I've been trying to keep track of things I learn each day. For instance, at 5:30am on Thursday morning I learned that Starbucks is a heck of a long hike from Councourse E in the Minneapolis/St. Paul airport. I also learned that the grocery store (El Paiz) carries everything from laundry detergent to shirts and ties and bras and underwear to apples and good wine. Driving here, as Megan Albertson (the Team Coordinator and my boss) quite accurately put it, is always a contact sport, and the lane lines... are merely a suggestion. I commend her greatly for her skills at mangaging a manual Toyota Land Rover and a cell phone at the same time. I've also found that boys tossing fire in the streets is a common novelty that can be paid in either granola bars or pudding.

However, the greatest things I've learned, or was reminded of rather, is the difference between Cansada and Casada. While I knew both words previously, their difference is between being married and tired. My seat neighbor, Juan, was a kind man from South Carolina with gold embellishments on his teeth. After learning where I was going and what I was doing in Guatemala, he asked me kindly if I was married. Thinking he had asked me if I was tired, I said of course. That was slightly embarassing. But after a little confusion, we got our differences figured out and made for a most enjoyable flight. He was going to visit his mother, and I was embarking on something I've never done before.

Yesterday, I learned that the Bodega (HELPS warehouse) is extremely dusty, and that my allergies will have a hay day in this country for the next five months. Bugs also are extremely attracted to dried celery. Kory and I found some friends while packing food yesterday afternoon, but don't worry Dad, we got rid of it and no one will be cooking with such a seasoning. I also found that Banks are located in malls. And that none of the banks in Guatemala accept Visa traveler's checks. There is also a national money shortage, and the banks are stingy when it comes to buying quetzales (Guatemalan money). Supposedly the man in charge forgot to order paper to print the money. Ooops.

I am staying at a wonderful place called Seteca. It's kind of a monestary/hostel, and is far more acommodating than I had expected. The compound is surrounded by a tall, cement, fence with circular barbed and electric wiring around its top. A guard carefully mans the gate and no one is let in or out without their safe knowledge. There are open grounds, basketball courts and soccer fields, a few small courtyards with garden benches and breezy windows. Any venture outside the compound however, is surely dangerous. It's amazing how the demeanor can change at a finger's snap. The first night I had a large eight legged friend first out my window and then above my head. He soon became good friends with the bottom of my shoe. Now normally I'd capture and bring him outside, but I was in my pajamas, and knew he probably was familiar with the way to enter again.
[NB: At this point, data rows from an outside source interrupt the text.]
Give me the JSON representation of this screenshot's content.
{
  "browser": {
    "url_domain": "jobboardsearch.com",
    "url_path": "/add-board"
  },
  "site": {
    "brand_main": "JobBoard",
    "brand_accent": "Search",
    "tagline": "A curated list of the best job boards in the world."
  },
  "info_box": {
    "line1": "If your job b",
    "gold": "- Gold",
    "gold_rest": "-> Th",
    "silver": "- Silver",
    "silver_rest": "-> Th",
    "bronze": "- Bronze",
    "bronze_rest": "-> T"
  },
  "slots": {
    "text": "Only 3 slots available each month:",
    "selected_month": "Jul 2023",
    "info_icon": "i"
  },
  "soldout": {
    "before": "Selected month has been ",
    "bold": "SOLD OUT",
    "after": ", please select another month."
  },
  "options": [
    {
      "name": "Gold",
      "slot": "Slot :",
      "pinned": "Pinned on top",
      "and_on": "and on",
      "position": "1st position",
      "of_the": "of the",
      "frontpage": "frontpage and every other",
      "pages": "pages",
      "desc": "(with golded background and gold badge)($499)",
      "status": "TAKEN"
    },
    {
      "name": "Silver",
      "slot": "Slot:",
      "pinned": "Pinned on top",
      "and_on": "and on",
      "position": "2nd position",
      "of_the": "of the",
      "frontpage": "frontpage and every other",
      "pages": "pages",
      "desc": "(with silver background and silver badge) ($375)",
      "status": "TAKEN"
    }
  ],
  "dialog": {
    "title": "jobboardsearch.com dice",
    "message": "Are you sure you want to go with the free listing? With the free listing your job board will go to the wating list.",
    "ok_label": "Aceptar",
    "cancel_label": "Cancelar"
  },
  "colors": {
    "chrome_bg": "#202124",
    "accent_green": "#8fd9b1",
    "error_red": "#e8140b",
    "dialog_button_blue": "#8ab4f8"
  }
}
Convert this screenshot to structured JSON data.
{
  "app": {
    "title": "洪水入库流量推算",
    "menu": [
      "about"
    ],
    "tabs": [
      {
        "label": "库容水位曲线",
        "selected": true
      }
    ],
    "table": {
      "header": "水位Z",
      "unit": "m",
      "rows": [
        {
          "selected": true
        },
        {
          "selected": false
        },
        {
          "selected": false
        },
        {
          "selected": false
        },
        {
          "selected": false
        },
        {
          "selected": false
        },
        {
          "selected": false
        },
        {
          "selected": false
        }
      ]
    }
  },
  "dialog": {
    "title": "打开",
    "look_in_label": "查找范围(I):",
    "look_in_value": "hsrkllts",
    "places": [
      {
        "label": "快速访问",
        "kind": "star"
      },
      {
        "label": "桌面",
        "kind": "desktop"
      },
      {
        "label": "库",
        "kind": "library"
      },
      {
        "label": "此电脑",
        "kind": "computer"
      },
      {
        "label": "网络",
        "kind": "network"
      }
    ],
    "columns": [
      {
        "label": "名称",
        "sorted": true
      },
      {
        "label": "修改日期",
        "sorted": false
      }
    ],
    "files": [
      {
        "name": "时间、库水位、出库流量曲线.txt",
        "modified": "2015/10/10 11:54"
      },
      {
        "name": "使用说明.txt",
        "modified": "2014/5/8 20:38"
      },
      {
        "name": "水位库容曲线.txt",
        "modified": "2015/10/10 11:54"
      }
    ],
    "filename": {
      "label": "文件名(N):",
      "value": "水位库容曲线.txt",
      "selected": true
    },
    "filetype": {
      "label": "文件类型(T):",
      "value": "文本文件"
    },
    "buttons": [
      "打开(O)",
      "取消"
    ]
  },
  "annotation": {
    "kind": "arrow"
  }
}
Well, I can only nab so much time in an internet cafe in Antigua. Tomorrow I'm off to church and possibly a little frisbee game with Kory and Rudy (a member of the HELPS staff). But for now, I'm off to the market, lunch and probably a glance at a pair of new earrings. Granted, nothing will be bought until later as my money is a sketchy situation. My parents were glad to hear I was still alive yesterday afternoon when I called, and my dad's cold seems to be clearing up well. I, on the other hand, may have to send for some allergy medecine. El polvo, or dust is a big problem.

I hope all is well in the states, and you aren't too cold in the snow! I apologize for my spastic writing, but it's been quite the jumble the last couple days.